Anne ve Çocuk İlişkisi Nasıl Oluşur?

mm
single-image

Anne ve çocuk ilişkisine yönelik bir çok yaklaşım bulunmaktadır. Ancak ben bu yazımda Nesne ilişkileri kuramına yönelik bir incelemeye göre bunu açıklamaya çalışacağım. Nesne İlişkileri kuramının kurucusu olan Melanie Klein, insan kişiliğinin hem normal hem de patolojik unsurlarının çocukluğun erken dönemlerinde ortaya çıkmaya başladığını öne sürmüştür. Klein, çocuğun çevresindeki ilk “nesnelerle” ve “içselleştirilmiş nesnelerle” olan ilişkisini belirlemek için, küçük çocukların oyun sırasındaki davranışlarını gözlemlemiştir.
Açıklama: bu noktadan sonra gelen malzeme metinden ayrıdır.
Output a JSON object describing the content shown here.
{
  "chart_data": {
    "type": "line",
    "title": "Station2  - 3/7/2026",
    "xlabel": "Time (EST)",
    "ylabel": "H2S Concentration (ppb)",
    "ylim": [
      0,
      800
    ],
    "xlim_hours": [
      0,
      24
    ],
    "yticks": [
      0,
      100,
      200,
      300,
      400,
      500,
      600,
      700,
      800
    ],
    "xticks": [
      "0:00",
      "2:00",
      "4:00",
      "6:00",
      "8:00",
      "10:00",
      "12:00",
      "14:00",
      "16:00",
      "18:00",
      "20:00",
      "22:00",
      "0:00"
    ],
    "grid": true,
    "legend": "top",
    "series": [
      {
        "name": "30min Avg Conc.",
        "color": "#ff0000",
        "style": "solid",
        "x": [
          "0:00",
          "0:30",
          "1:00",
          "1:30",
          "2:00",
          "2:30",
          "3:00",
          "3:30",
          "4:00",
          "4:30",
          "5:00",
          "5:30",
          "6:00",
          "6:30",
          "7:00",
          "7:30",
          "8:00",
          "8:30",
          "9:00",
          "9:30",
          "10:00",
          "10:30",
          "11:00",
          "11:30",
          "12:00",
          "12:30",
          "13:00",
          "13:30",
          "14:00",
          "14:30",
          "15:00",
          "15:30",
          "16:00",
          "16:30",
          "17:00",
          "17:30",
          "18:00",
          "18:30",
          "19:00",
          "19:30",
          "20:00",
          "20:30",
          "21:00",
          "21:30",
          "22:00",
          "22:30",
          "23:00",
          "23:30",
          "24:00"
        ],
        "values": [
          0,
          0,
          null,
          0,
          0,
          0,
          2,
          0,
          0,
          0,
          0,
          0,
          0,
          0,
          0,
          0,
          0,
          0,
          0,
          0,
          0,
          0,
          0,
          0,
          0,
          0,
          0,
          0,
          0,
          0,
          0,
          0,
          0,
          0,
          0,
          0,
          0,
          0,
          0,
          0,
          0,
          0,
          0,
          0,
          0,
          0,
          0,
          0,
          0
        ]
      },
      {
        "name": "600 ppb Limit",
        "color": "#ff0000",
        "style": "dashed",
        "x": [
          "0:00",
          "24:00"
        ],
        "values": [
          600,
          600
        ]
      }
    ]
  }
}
Bu çağda konuşmanın henüz gelişmemiş olduğundan çocuğun oyuncaklarla olan ilişkisini, bilinçli ve bilinçsiz olarak zihnini işgal eden konuları endişe ve çabaları gösteren bir unsur olarak ele almıştır (Cebeci, 2004 s.244).

Klein’a göre çocuk, başlangıçtan itibaren, “ölüm içgüdüsü”nün etkilerinden kurtulmak üzere kendini savunmak zorundadır ve gözlemlediği çocukların gerçekte uğradıklarından daha fazla tehditle karşılaştıklarına ilişkin ve nesnel gerçekle çelişen öznel bir yanılsama içerisindedir (Cebeci, 2004 s.244). Klein kurmuş olduğu sistemde, çocuk kendi içindeki “ölüm içgüdüsünün yarattığı tehdit fikrini” dışarıya yansıtarak bu duyguyla başa çıkmaya çalışır. Benzer bir biçimde, olumlu deneyimlerin de dış dünyaya yansıtılması söz konusudur. (Cebeci, 2004 s.245). Klein çocuğun ilk nesne ilişkisine çok önem verir. Yani annenin memesi ve çocuğun annesiyle olan ilişkisine. Çocuk “iyi nesne” olarak algıladığı anneye sevgi, “kötü” olarak algıladığı nesneye ise saldırganlık yatırımı yapmaktadır. Diğer bir deyişle, bebek anneyi “iyi” ve “kötü” olarak ikiye ayırmaktadır (Klein, 2011 s.11).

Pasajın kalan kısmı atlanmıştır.